3. Eat plenty of healthy fats
This should include Fermented Cod Liver oil and high vitamin butter oil (I highly recommend this one). These contain high levels of Vitamins A & D and another vitamin many people are deficient in – Vitamin K2, which is vital for strong bones and teeth. Pastured butter contains high levels of this vitamin (also sometimes referred to as “Activator X”). It was one of the vitamins that was consistently present in every one of the diets of those traditional cultures studied by Dr Price. Without it the body does not have activating “messages” to the hormonal system to build healthy teeth and bones. Basically it is used by our tissues to deposit calcium in appropriate locations, such as bones and teeth, and prevents it from being deposited in locations where it does not belong (soft tissues and arteries). Other foods rich in Vitamin K2 include pastured cheeses, egg-yolks, liver and natto.
4. Consume bone-broth
This is a super absorbable source of minerals that are essential for healthy bones and teeth. Plus it will make you more beautiful. Shell-fish are great for minerals too. As are organ meats and glands like liver and bone-marrow.
5. Get enough sunshine!
This is important for the production of Vitamin D in the body, which is essential for the health of bones and teeth.

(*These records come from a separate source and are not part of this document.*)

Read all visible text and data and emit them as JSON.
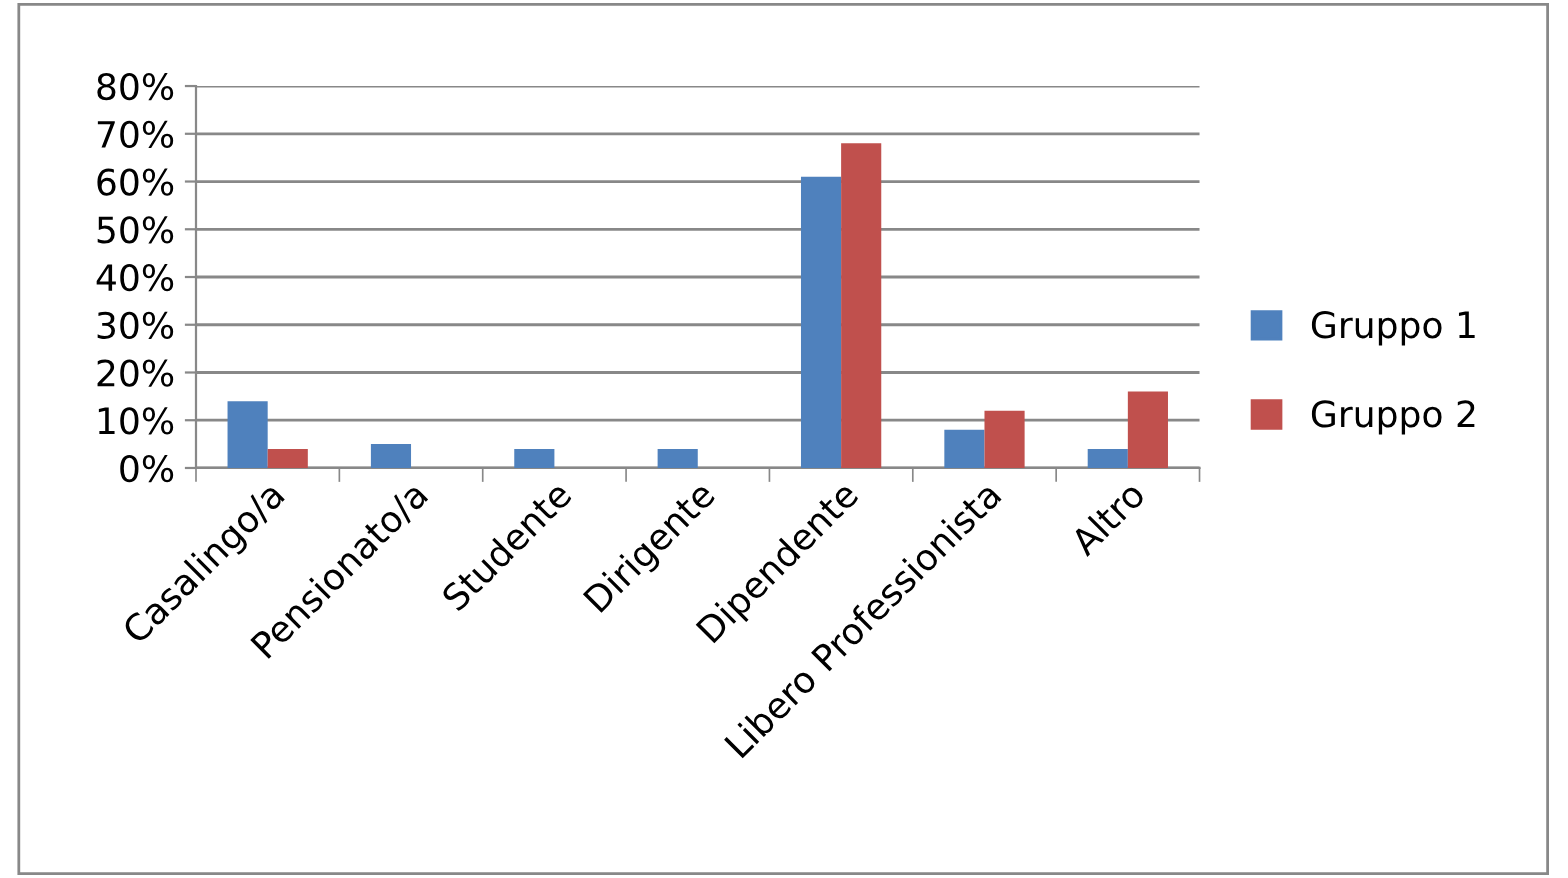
{
  "chart_data": {
    "type": "bar",
    "categories": [
      "Casalingo/a",
      "Pensionato/a",
      "Studente",
      "Dirigente",
      "Dipendente",
      "Libero Professionista",
      "Altro"
    ],
    "series": [
      {
        "name": "Gruppo 1",
        "color": "#4f81bd",
        "values": [
          14,
          5,
          4,
          4,
          61,
          8,
          4
        ]
      },
      {
        "name": "Gruppo 2",
        "color": "#c0504d",
        "values": [
          4,
          0,
          0,
          0,
          68,
          12,
          16
        ]
      }
    ],
    "ylim": [
      0,
      80
    ],
    "yticks": [
      {
        "value": 0,
        "label": "0%"
      },
      {
        "value": 10,
        "label": "10%"
      },
      {
        "value": 20,
        "label": "20%"
      },
      {
        "value": 30,
        "label": "30%"
      },
      {
        "value": 40,
        "label": "40%"
      },
      {
        "value": 50,
        "label": "50%"
      },
      {
        "value": 60,
        "label": "60%"
      },
      {
        "value": 70,
        "label": "70%"
      },
      {
        "value": 80,
        "label": "80%"
      }
    ],
    "grid": "y",
    "legend": "right"
  }
}
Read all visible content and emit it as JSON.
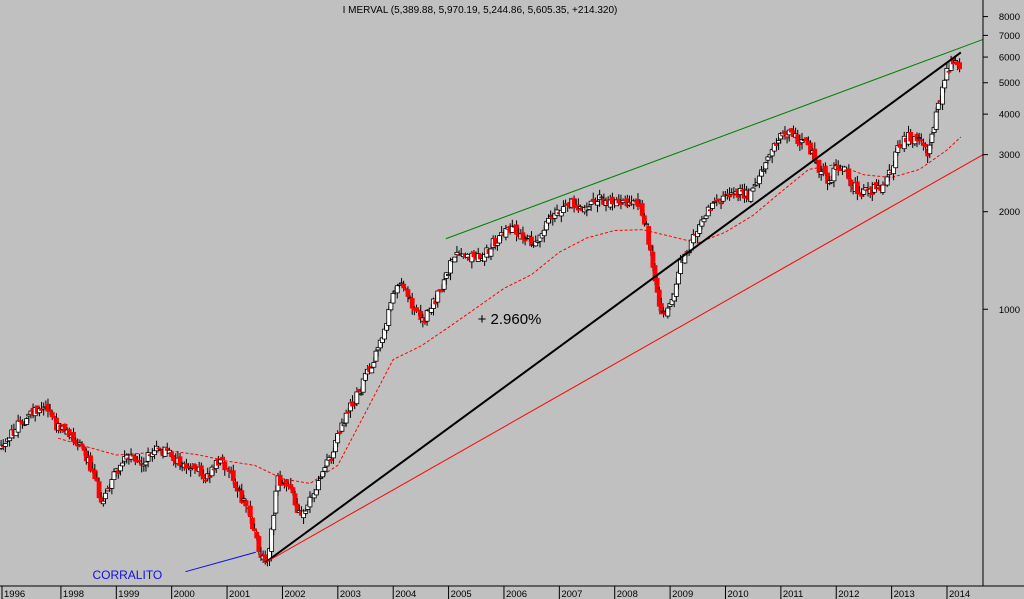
{
  "chart_data": {
    "type": "candlestick",
    "title": "I MERVAL (5,389.88, 5,970.19, 5,244.86, 5,605.35, +214.320)",
    "y_scale": "log",
    "ylim": [
      140,
      9000
    ],
    "y_ticks": [
      8000,
      7000,
      6000,
      5000,
      4000,
      3000,
      2000,
      1000
    ],
    "x_ticks": [
      "1996",
      "1998",
      "1999",
      "2000",
      "2001",
      "2002",
      "2003",
      "2004",
      "2005",
      "2006",
      "2007",
      "2008",
      "2009",
      "2010",
      "2011",
      "2012",
      "2013",
      "2014"
    ],
    "xlim": [
      1996.9,
      2014.65
    ],
    "grid": false,
    "colors": {
      "background": "#c0c0c0",
      "up": "#ffffff",
      "down": "#ff0000",
      "outline": "#000000",
      "moving_average": "#ff0000",
      "black_trendline": "#000000",
      "green_trendline": "#008000",
      "red_trendline": "#ff0000",
      "annotation_blue": "#1010e0"
    },
    "price_path": [
      {
        "x": 1996.92,
        "y": 380
      },
      {
        "x": 1997.15,
        "y": 420
      },
      {
        "x": 1997.4,
        "y": 470
      },
      {
        "x": 1997.7,
        "y": 510
      },
      {
        "x": 1997.85,
        "y": 470
      },
      {
        "x": 1997.95,
        "y": 430
      },
      {
        "x": 1998.15,
        "y": 410
      },
      {
        "x": 1998.4,
        "y": 380
      },
      {
        "x": 1998.6,
        "y": 300
      },
      {
        "x": 1998.75,
        "y": 255
      },
      {
        "x": 1998.95,
        "y": 310
      },
      {
        "x": 1999.2,
        "y": 350
      },
      {
        "x": 1999.45,
        "y": 330
      },
      {
        "x": 1999.7,
        "y": 370
      },
      {
        "x": 1999.95,
        "y": 360
      },
      {
        "x": 2000.2,
        "y": 330
      },
      {
        "x": 2000.45,
        "y": 320
      },
      {
        "x": 2000.65,
        "y": 300
      },
      {
        "x": 2000.85,
        "y": 345
      },
      {
        "x": 2001.05,
        "y": 320
      },
      {
        "x": 2001.2,
        "y": 280
      },
      {
        "x": 2001.4,
        "y": 230
      },
      {
        "x": 2001.6,
        "y": 175
      },
      {
        "x": 2001.75,
        "y": 165
      },
      {
        "x": 2001.9,
        "y": 300
      },
      {
        "x": 2002.1,
        "y": 290
      },
      {
        "x": 2002.3,
        "y": 235
      },
      {
        "x": 2002.5,
        "y": 255
      },
      {
        "x": 2002.7,
        "y": 300
      },
      {
        "x": 2002.9,
        "y": 360
      },
      {
        "x": 2003.15,
        "y": 470
      },
      {
        "x": 2003.4,
        "y": 560
      },
      {
        "x": 2003.65,
        "y": 710
      },
      {
        "x": 2003.85,
        "y": 880
      },
      {
        "x": 2004.0,
        "y": 1090
      },
      {
        "x": 2004.15,
        "y": 1250
      },
      {
        "x": 2004.35,
        "y": 1000
      },
      {
        "x": 2004.55,
        "y": 920
      },
      {
        "x": 2004.75,
        "y": 1050
      },
      {
        "x": 2004.95,
        "y": 1250
      },
      {
        "x": 2005.15,
        "y": 1520
      },
      {
        "x": 2005.4,
        "y": 1450
      },
      {
        "x": 2005.65,
        "y": 1500
      },
      {
        "x": 2005.9,
        "y": 1650
      },
      {
        "x": 2006.15,
        "y": 1820
      },
      {
        "x": 2006.4,
        "y": 1600
      },
      {
        "x": 2006.65,
        "y": 1680
      },
      {
        "x": 2006.9,
        "y": 2000
      },
      {
        "x": 2007.15,
        "y": 2150
      },
      {
        "x": 2007.4,
        "y": 2050
      },
      {
        "x": 2007.65,
        "y": 2200
      },
      {
        "x": 2007.9,
        "y": 2100
      },
      {
        "x": 2008.15,
        "y": 2150
      },
      {
        "x": 2008.35,
        "y": 2100
      },
      {
        "x": 2008.5,
        "y": 2000
      },
      {
        "x": 2008.6,
        "y": 1700
      },
      {
        "x": 2008.75,
        "y": 1200
      },
      {
        "x": 2008.85,
        "y": 950
      },
      {
        "x": 2009.05,
        "y": 1050
      },
      {
        "x": 2009.2,
        "y": 1400
      },
      {
        "x": 2009.45,
        "y": 1700
      },
      {
        "x": 2009.7,
        "y": 2000
      },
      {
        "x": 2009.95,
        "y": 2200
      },
      {
        "x": 2010.2,
        "y": 2300
      },
      {
        "x": 2010.45,
        "y": 2250
      },
      {
        "x": 2010.65,
        "y": 2600
      },
      {
        "x": 2010.85,
        "y": 3200
      },
      {
        "x": 2011.05,
        "y": 3550
      },
      {
        "x": 2011.25,
        "y": 3400
      },
      {
        "x": 2011.45,
        "y": 3300
      },
      {
        "x": 2011.65,
        "y": 2800
      },
      {
        "x": 2011.85,
        "y": 2500
      },
      {
        "x": 2012.1,
        "y": 2800
      },
      {
        "x": 2012.3,
        "y": 2400
      },
      {
        "x": 2012.5,
        "y": 2300
      },
      {
        "x": 2012.7,
        "y": 2350
      },
      {
        "x": 2012.9,
        "y": 2450
      },
      {
        "x": 2013.1,
        "y": 3100
      },
      {
        "x": 2013.3,
        "y": 3400
      },
      {
        "x": 2013.5,
        "y": 3300
      },
      {
        "x": 2013.65,
        "y": 3000
      },
      {
        "x": 2013.85,
        "y": 4300
      },
      {
        "x": 2014.0,
        "y": 5500
      },
      {
        "x": 2014.15,
        "y": 5800
      },
      {
        "x": 2014.25,
        "y": 5605
      }
    ],
    "moving_average": [
      {
        "x": 1997.95,
        "y": 400
      },
      {
        "x": 1998.5,
        "y": 375
      },
      {
        "x": 1999.0,
        "y": 355
      },
      {
        "x": 1999.5,
        "y": 360
      },
      {
        "x": 2000.0,
        "y": 365
      },
      {
        "x": 2000.5,
        "y": 355
      },
      {
        "x": 2001.0,
        "y": 340
      },
      {
        "x": 2001.5,
        "y": 330
      },
      {
        "x": 2002.0,
        "y": 300
      },
      {
        "x": 2002.5,
        "y": 290
      },
      {
        "x": 2003.0,
        "y": 330
      },
      {
        "x": 2003.5,
        "y": 480
      },
      {
        "x": 2004.0,
        "y": 700
      },
      {
        "x": 2004.5,
        "y": 770
      },
      {
        "x": 2005.0,
        "y": 880
      },
      {
        "x": 2005.5,
        "y": 1010
      },
      {
        "x": 2006.0,
        "y": 1160
      },
      {
        "x": 2006.5,
        "y": 1280
      },
      {
        "x": 2007.0,
        "y": 1500
      },
      {
        "x": 2007.5,
        "y": 1660
      },
      {
        "x": 2008.0,
        "y": 1750
      },
      {
        "x": 2008.5,
        "y": 1760
      },
      {
        "x": 2009.0,
        "y": 1680
      },
      {
        "x": 2009.5,
        "y": 1600
      },
      {
        "x": 2010.0,
        "y": 1730
      },
      {
        "x": 2010.5,
        "y": 1950
      },
      {
        "x": 2011.0,
        "y": 2300
      },
      {
        "x": 2011.5,
        "y": 2700
      },
      {
        "x": 2012.0,
        "y": 2800
      },
      {
        "x": 2012.5,
        "y": 2600
      },
      {
        "x": 2013.0,
        "y": 2550
      },
      {
        "x": 2013.5,
        "y": 2700
      },
      {
        "x": 2014.0,
        "y": 3100
      },
      {
        "x": 2014.25,
        "y": 3400
      }
    ],
    "trendlines": [
      {
        "color": "black",
        "points": [
          {
            "x": 2001.68,
            "y": 165
          },
          {
            "x": 2014.25,
            "y": 6200
          }
        ]
      },
      {
        "color": "green",
        "points": [
          {
            "x": 2004.95,
            "y": 1650
          },
          {
            "x": 2014.65,
            "y": 6800
          }
        ]
      },
      {
        "color": "red",
        "points": [
          {
            "x": 2001.68,
            "y": 165
          },
          {
            "x": 2014.65,
            "y": 3000
          }
        ]
      }
    ],
    "annotations": [
      {
        "text": "+ 2.960%",
        "x": 2006.1,
        "y": 900
      },
      {
        "text": "CORRALITO",
        "x": 1999.2,
        "y": 147
      }
    ]
  }
}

Tooth decay is NOT normal.
Unfortunately, we have replaced nutrient-dense, whole, nourishing foods with convenient, cheap, processed foods like grains which, not only lack vitamins and minerals, but hinder their absorption from other sources. We also live in a fat-phobic age where we are no longer getting enough healthy fat soluble vitamins that are so vital for our health, and instead are using vegetable oils which lead to systemic inflammation and a host of other health issues. These factors lead to our bodies gradually decaying over time – which ultimately is reflected in our teeth and bones.
In short, stop obsessing about the tooth-brushing and flossing, and focus on improving your health from the inside out. Your teeth are a reflection of your body’s overall health.